Enable GuardDuty Rule for Protect (PR) Benchmark
Ensure GuardDuty is enabled to meet high severity compliance under Protect (PR) benchmark.
| Rule | GuardDuty should be enabled |
| Framework | NIST Cybersecurity Framework (CSF) v1.1 |
| Severity | ✔ High |
Rule Summary: Enable GuardDuty for NIST Cybersecurity Framework (CSF) v1
Description:
The NIST Cybersecurity Framework (CSF) is a voluntary set of guidelines and best practices designed to help organizations manage and improve their cybersecurity posture. GuardDuty is an AWS service that provides intelligent threat detection and continuous monitoring for malicious activity and unauthorized behavior within AWS accounts. Enabling GuardDuty for NIST CSF v1 helps organizations align with the framework's recommendations and enhance their overall security.
Troubleshooting Steps:
- 1.Ensure that you have the necessary permissions to enable GuardDuty and make changes to your AWS account.
- 2.Verify that you have an active AWS account. If not, create one by following the AWS account setup process.
- 3.Check that the AWS region where you want to enable GuardDuty supports the service. Refer to the AWS regional services list for available services in each region.
- 4.Confirm that your AWS account is not under any restrictions or limitations that might prevent enabling GuardDuty. Contact AWS Support if you encounter any issues.
Necessary Code:
There is no specific code required to enable GuardDuty for NIST CSF. The process can be done using the AWS Management Console or AWS Command Line Interface (CLI).
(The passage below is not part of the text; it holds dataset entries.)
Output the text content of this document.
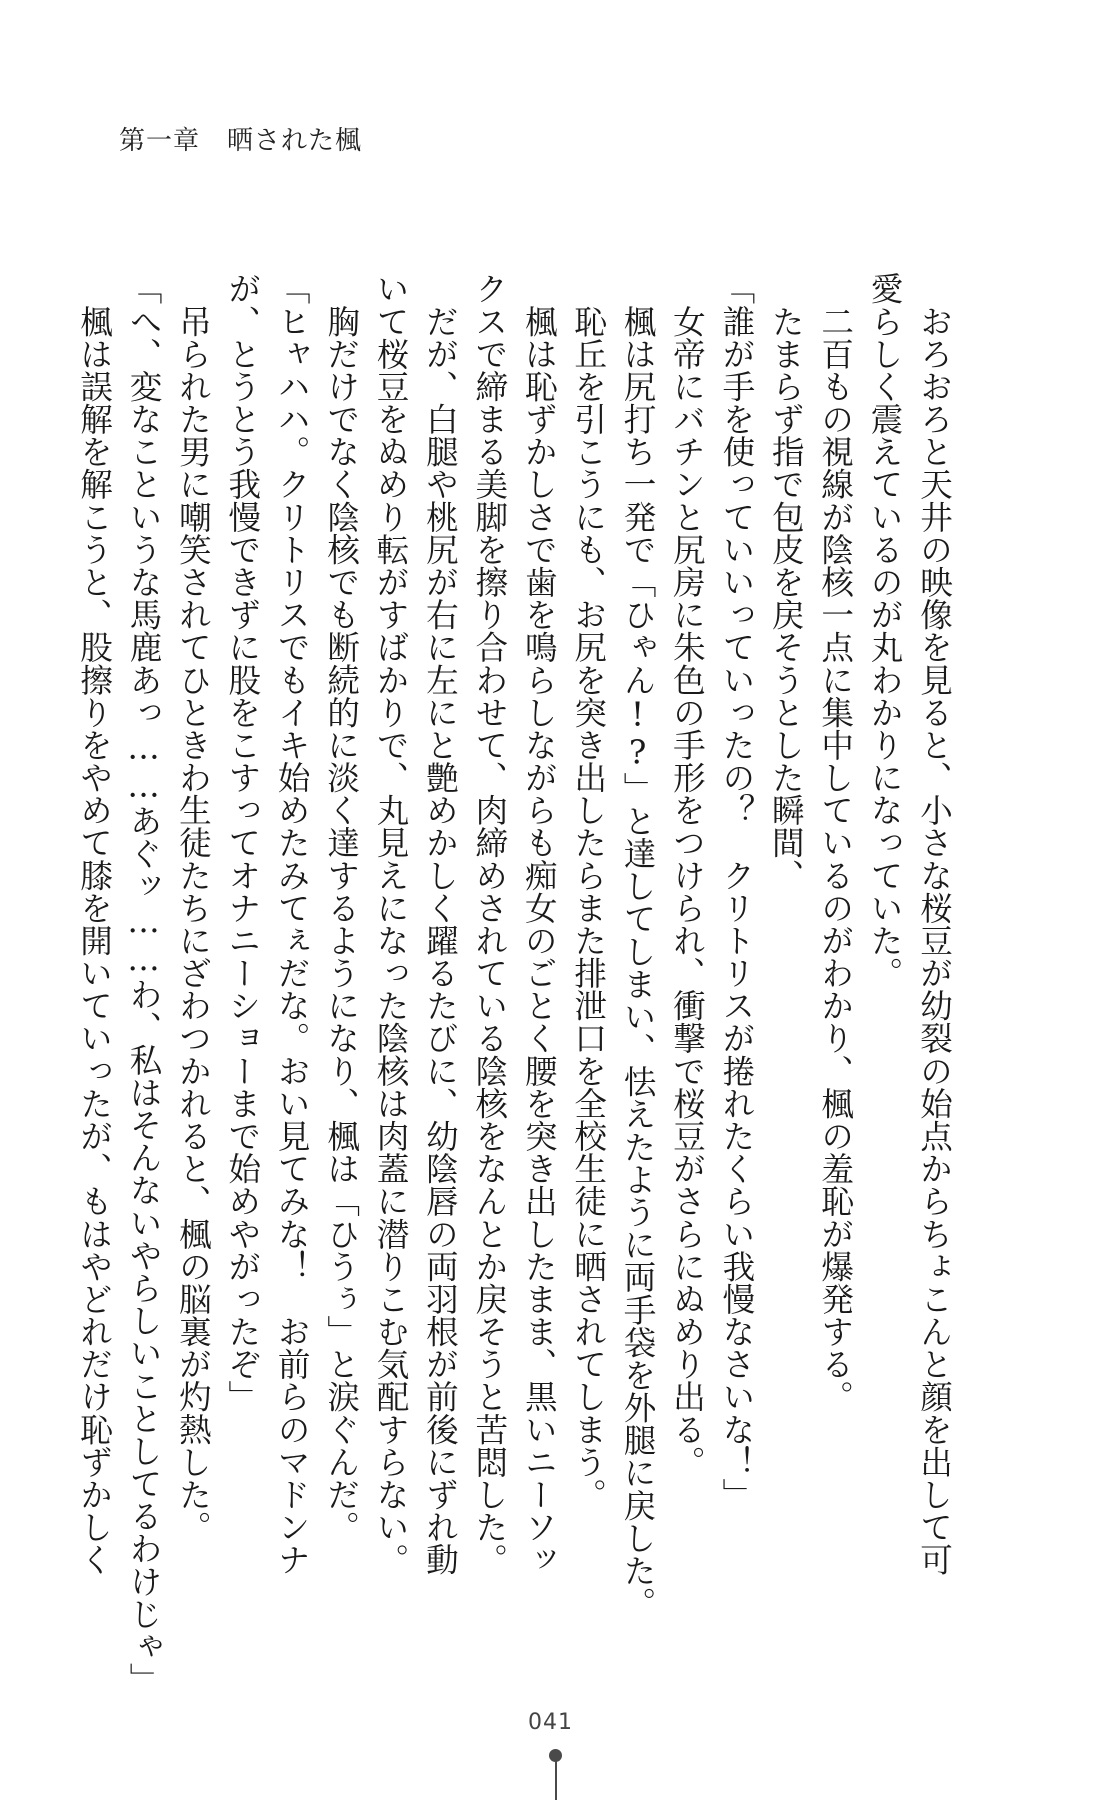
第一章　 晒された楓
　おろおろと天井の映像を見ると、小さな桜豆が幼裂の始点からちょこんと顔を出して可
愛らしく震えているのが丸わかりになっていた。
　二百もの視線が陰核一点に集中しているのがわかり、楓の羞恥が爆発する。
　たまらず指で包皮を戻そうとした瞬間、
「誰が手を使っていいっていったの？　クリトリスが捲れたくらい我慢なさいな！」
　女帝にバチンと尻房に朱色の手形をつけられ、衝撃で桜豆がさらにぬめり出る。
　楓は尻打ち一発で「ひゃん!?」と達してしまい、怯えたように両手袋を外腿に戻した。
　恥丘を引こうにも、お尻を突き出したらまた排泄口を全校生徒に晒されてしまう。
　楓は恥ずかしさで歯を鳴らしながらも痴女のごとく腰を突き出したまま、黒いニーソッ
クスで締まる美脚を擦り合わせて、肉締めされている陰核をなんとか戻そうと苦悶した。
　だが、白腿や桃尻が右に左にと艶めかしく躍るたびに、幼陰唇の両羽根が前後にずれ動
いて桜豆をぬめり転がすばかりで、丸見えになった陰核は肉蓋に潜りこむ気配すらない。
　胸だけでなく陰核でも断続的に淡く達するようになり、楓は「ひうぅ」と涙ぐんだ。
「ヒャハハ。クリトリスでもイキ始めたみてぇだな。おい見てみな！　お前らのマドンナ
が、とうとう我慢できずに股をこすってオナニーショーまで始めやがったぞ」
　吊られた男に嘲笑されてひときわ生徒たちにざわつかれると、楓の脳裏が灼熱した。
「へ、変なこというな馬鹿あっ……あぐッ……わ、私はそんないやらしいことしてるわけじゃ」
　楓は誤解を解こうと、股擦りをやめて膝を開いていったが、もはやどれだけ恥ずかしく
041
Step-by-step Guide for Remediation:
Follow these steps to enable GuardDuty for NIST Cybersecurity Framework (CSF) v1:
- 1.
Step 1: Navigate to the AWS Management Console.
- 2.
Step 2: Sign in to your AWS account using valid credentials.
- 3.
Step 3: Open the GuardDuty console by searching for "GuardDuty" in the AWS services search bar.
- 4.
Step 4: In the GuardDuty console, click on "Get started" or "Enable GuardDuty", depending on your account setup.
- 5.
Step 5: Select the AWS region where you want to enable GuardDuty.
- 6.
Step 6: Choose the desired settings for the GuardDuty master account and click "Enable GuardDuty".
- 7.
Step 7: GuardDuty will start analyzing and monitoring your AWS account for potential threats and unauthorized activity.
- 8.
Step 8: Configure notifications and integrate GuardDuty findings with other AWS services if desired.
- 9.
Step 9: Regularly review GuardDuty findings and take necessary actions to address any identified threats or suspicious behavior.
- 10.
Step 10: Monitor GuardDuty on an ongoing basis, ensuring it remains enabled and continues to provide effective threat detection for your NIST Cybersecurity Framework (CSF) v1 compliance.
Note: If you prefer using the AWS Command Line Interface (CLI), you can enable GuardDuty by running the following command:
aws guardduty create-detector --enable
Ensure you have the necessary permissions and have configured the AWS CLI with valid credentials before executing the command.
By following these steps, you can enable GuardDuty for NIST Cybersecurity Framework (CSF) v1, aligning with its recommendations and strengthening the security of your AWS account.